Design of experiments in statistics

Multiple treatments, like multivalued treatments, generalize the binary treatment effects framework. But rather than focusing on a treatment effect that can take on different values, the focus now is on different types of treatment. One example could be a job training program, where different types of job training are offered to the participants. The case of multiple treatments is relatively difficult to handle, as it can require additional functional form restrictions, especially when addressing the counterfactual or potential outcomes framework. Nevertheless, the general instrumental variable framework used to analyze binary treatment effects has been extended to allow for multiple treatments.

There are different approaches available to analyze multiple treatment effects. One can think of treatment effects within this framework as the difference in the counterfactual outcomes that would have been observed if the agent faced different general choice sets, with multinomial choices being a natural way to analyze multiple treatments. More formally, assume there are J options available and the value to the agent of choosing option j is

R_{j} (Z_{j} )=v_{j} (Z_{j} ) -ϵ_{j}

where ε_{j} is some unobserved random shock. Then the agent will choose alternative j such that R_{j} ≥ R_{k} for all k≠j. There is a potential outcome associated with each possible state, Y_{j} = μ_{j}(X_{j}, U_{j}), where X is a vector of observered characteristics and U is a vector of unobserved characteristics. The observed outcome is
Y= $\sum_{j=0}^J$ D_{j} Y_{j} where D_{j} is an indicator that equals 1 when the treatment equals j and 0 when it does not equal j. The parameters of interest are the treatment effects Y_{j} - Y_{k} for pairs k and j.

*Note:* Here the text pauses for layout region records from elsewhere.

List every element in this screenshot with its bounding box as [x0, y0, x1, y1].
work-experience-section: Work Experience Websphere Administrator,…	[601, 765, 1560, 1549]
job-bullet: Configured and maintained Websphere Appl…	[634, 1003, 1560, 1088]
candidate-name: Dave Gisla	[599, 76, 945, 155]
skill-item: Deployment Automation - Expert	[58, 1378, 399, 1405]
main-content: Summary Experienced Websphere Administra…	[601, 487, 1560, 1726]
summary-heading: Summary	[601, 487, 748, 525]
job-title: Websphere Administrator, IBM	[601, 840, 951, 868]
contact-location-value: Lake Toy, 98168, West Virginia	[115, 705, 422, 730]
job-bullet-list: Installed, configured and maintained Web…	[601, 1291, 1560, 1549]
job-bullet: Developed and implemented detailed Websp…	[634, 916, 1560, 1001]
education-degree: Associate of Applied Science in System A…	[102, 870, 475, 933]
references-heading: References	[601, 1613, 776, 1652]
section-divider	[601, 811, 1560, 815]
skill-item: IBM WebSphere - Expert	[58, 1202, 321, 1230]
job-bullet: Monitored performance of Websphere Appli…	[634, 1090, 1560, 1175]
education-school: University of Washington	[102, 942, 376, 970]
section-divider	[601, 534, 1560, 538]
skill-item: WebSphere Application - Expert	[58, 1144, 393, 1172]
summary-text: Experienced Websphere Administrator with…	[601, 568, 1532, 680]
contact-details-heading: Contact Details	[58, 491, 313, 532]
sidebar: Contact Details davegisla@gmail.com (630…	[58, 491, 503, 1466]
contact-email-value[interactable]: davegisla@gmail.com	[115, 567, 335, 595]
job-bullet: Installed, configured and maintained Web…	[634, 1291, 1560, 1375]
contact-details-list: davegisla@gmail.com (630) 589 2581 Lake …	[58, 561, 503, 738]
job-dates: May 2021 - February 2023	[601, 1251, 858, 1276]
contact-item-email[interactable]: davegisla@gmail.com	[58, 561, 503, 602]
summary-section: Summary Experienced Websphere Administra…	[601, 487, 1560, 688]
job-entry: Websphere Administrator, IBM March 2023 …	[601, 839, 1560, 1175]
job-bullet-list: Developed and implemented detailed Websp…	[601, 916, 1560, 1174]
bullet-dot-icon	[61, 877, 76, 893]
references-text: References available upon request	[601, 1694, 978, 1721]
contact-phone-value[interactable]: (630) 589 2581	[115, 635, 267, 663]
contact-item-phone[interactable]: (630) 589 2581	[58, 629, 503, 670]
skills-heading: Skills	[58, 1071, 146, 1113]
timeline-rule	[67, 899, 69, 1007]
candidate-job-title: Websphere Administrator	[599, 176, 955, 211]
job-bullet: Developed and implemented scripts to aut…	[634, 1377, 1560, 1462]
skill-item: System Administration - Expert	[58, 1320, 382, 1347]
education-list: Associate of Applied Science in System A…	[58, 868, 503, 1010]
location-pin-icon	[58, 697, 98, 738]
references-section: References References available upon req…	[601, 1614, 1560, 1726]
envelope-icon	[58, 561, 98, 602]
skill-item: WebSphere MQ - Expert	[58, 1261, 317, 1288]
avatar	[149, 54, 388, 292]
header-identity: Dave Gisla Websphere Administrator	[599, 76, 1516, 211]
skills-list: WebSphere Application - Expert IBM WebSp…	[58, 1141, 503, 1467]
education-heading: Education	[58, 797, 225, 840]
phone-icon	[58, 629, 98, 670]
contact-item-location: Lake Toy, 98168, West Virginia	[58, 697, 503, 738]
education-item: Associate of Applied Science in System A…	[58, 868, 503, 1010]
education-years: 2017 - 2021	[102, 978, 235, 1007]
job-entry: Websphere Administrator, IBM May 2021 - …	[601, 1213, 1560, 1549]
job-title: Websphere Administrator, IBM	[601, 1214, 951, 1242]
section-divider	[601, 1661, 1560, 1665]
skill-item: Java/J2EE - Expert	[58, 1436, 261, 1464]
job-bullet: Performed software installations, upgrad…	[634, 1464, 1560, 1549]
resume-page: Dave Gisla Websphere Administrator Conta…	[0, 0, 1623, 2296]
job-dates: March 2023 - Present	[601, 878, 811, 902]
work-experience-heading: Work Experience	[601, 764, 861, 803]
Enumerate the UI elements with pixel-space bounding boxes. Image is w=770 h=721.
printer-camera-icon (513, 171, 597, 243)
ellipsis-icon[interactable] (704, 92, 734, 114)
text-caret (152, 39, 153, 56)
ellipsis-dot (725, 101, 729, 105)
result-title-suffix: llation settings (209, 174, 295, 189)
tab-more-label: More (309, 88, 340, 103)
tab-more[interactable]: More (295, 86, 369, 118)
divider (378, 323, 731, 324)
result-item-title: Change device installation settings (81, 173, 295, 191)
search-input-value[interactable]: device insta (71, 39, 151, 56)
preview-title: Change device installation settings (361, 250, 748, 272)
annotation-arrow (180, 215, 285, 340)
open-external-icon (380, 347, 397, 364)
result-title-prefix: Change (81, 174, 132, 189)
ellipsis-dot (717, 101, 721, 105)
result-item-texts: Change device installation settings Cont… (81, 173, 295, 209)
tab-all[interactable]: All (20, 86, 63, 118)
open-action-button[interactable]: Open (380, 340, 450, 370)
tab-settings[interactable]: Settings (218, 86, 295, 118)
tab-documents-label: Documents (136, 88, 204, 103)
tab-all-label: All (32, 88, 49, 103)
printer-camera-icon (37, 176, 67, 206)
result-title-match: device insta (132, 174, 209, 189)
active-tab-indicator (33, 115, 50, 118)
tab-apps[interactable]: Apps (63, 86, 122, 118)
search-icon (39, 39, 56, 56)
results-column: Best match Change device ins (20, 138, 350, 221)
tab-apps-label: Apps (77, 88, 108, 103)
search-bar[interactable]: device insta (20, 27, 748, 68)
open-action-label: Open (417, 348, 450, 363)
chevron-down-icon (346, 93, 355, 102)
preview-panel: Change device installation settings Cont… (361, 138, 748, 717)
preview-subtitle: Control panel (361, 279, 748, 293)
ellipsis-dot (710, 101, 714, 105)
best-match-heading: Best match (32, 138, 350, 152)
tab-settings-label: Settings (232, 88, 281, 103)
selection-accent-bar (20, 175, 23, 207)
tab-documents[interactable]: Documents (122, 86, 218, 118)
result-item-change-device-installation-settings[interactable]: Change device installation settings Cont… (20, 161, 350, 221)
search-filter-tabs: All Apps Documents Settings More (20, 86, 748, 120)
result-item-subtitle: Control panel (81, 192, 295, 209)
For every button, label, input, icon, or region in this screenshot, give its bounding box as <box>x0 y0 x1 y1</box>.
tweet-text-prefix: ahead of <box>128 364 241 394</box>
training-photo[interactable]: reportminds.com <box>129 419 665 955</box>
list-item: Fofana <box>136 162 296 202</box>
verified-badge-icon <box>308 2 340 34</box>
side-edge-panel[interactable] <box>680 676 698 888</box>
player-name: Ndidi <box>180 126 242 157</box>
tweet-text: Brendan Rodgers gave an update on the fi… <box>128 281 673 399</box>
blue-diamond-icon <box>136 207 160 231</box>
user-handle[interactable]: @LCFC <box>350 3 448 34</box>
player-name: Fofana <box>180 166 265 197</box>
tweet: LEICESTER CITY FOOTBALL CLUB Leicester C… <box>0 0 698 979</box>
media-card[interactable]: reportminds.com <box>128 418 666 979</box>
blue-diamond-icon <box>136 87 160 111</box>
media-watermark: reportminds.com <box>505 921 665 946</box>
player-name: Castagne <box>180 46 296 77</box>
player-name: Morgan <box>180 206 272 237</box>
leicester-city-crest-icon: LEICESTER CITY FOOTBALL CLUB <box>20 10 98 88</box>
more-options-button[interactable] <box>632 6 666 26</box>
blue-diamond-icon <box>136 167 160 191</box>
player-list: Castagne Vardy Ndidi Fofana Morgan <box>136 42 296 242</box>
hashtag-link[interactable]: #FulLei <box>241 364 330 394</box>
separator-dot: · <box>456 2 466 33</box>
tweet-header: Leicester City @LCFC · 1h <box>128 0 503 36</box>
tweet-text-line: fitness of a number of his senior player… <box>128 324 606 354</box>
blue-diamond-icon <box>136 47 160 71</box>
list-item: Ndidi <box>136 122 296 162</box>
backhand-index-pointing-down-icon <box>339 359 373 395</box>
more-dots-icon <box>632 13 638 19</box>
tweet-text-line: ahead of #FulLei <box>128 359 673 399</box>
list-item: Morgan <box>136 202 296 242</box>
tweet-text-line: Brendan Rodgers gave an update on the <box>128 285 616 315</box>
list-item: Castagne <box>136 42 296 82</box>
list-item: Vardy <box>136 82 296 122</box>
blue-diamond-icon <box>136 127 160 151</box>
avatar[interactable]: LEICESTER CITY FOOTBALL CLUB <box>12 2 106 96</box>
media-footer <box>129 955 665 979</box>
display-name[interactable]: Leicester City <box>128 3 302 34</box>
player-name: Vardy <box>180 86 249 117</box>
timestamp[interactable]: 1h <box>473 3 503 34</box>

Other frameworks focus less on the choice dynamics and consider a random coefficient setting for the different treatment options, or use dummy variables for the different possible treatments. For instance, when thinking about two possible treatments that are not mutually exclusive, four indicator variables can fully specify the different treatment options.

Some authors have suggested that when testing for multiple outcomes, one might want to adjust the p-values or significance levels when testing hypotheses. In a Bayesian setting, it has been argued that the problem of multiple treatments can be incorporated in multilevel models, which addresses the multiple comparisons problems while yielding more efficient estimates if the model specification is correct.